Posted on June 21, 2010. Filed under: Deanna Fei, Essay Matters, Guardian, Micheal Erard, The Millions, The Morning News, The New York Review of Books, Tony Judt |

>Tony Judt, suffering from a neurological disorder and is “fast losing control of words even as my relationship with the world has been reduced to them,” writes in The New York Review of Books on his love of words and longs for the lost art of articulate, crafted writing: “Today “natural” expression—in language as in art—is preferred to artifice. We unreflectively suppose that truth no less than beauty is conveyed more effectively thereby. Alexander Pope knew better. (“True Wit is Nature to Advantage drest, / What oft was Thought, but ne’er so well Exprest.” —Essay on Criticism, 1711) For many centuries in the Western tradition, how well you expressed a position corresponded closely to the credibility of your argument. Rhetorical styles might vary from the spartan to the baroque, but style itself was never a matter of indifference.”

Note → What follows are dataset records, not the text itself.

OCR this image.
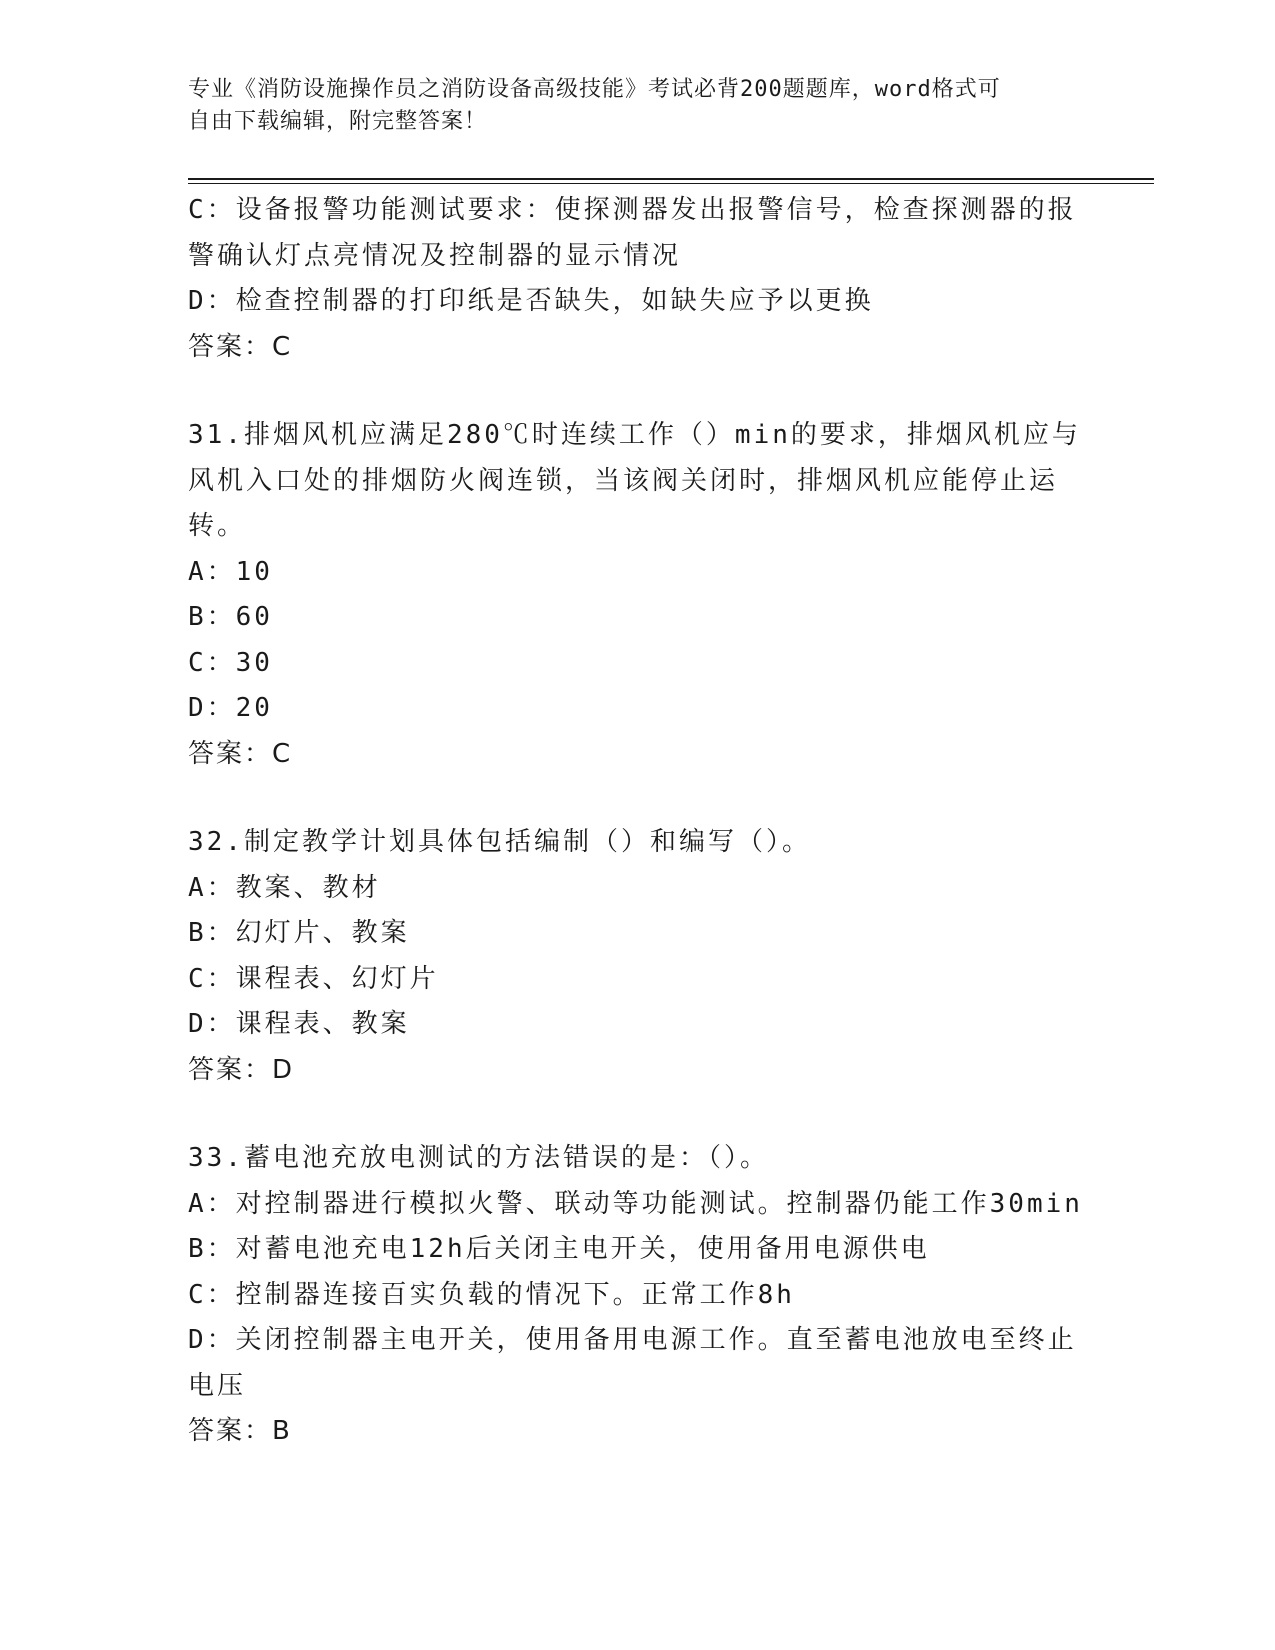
专业《消防设施操作员之消防设备高级技能》考试必背200题题库，word格式可
自由下载编辑，附完整答案！
C：设备报警功能测试要求：使探测器发出报警信号，检查探测器的报
警确认灯点亮情况及控制器的显示情况
D：检查控制器的打印纸是否缺失，如缺失应予以更换
答案：C
31.排烟风机应满足280℃时连续工作（）min的要求，排烟风机应与
风机入口处的排烟防火阀连锁，当该阀关闭时，排烟风机应能停止运
转。
A：10
B：60
C：30
D：20
答案：C
32.制定教学计划具体包括编制（）和编写（）。
A：教案、教材
B：幻灯片、教案
C：课程表、幻灯片
D：课程表、教案
答案：D
33.蓄电池充放电测试的方法错误的是：（）。
A：对控制器进行模拟火警、联动等功能测试。控制器仍能工作30min
B：对蓄电池充电12h后关闭主电开关，使用备用电源供电
C：控制器连接百实负载的情况下。正常工作8h
D：关闭控制器主电开关，使用备用电源工作。直至蓄电池放电至终止
电压
答案：B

“Apollo and the Artist” by Cy Twomby

At The Millions, Deanna Fei details the haunting voice of her grandmother in her struggles to write fiction: “I was aware that Chinese censorship is real and crushing. But I’d never expected it to manifest itself in the voice of my own grandmother—who, if she chose, could certainly tell her own negative tales about China.”

And when is writing a crime? At The Morning News, Micheal Erard returns to confront a former student who plagiarized and essay and rethinks the ways writing is policed.  “Then it was my turn: I told Haley a bit about how her plagiarism had affected me. How I took it personally, and trusted students a little less; I made sure that assignments were plagiarism-proof. But what she couldn’t know was how I became more confident in spotting an opportunity to instruct, and less interested in policing boundaries—which were, after all, mine to teach.”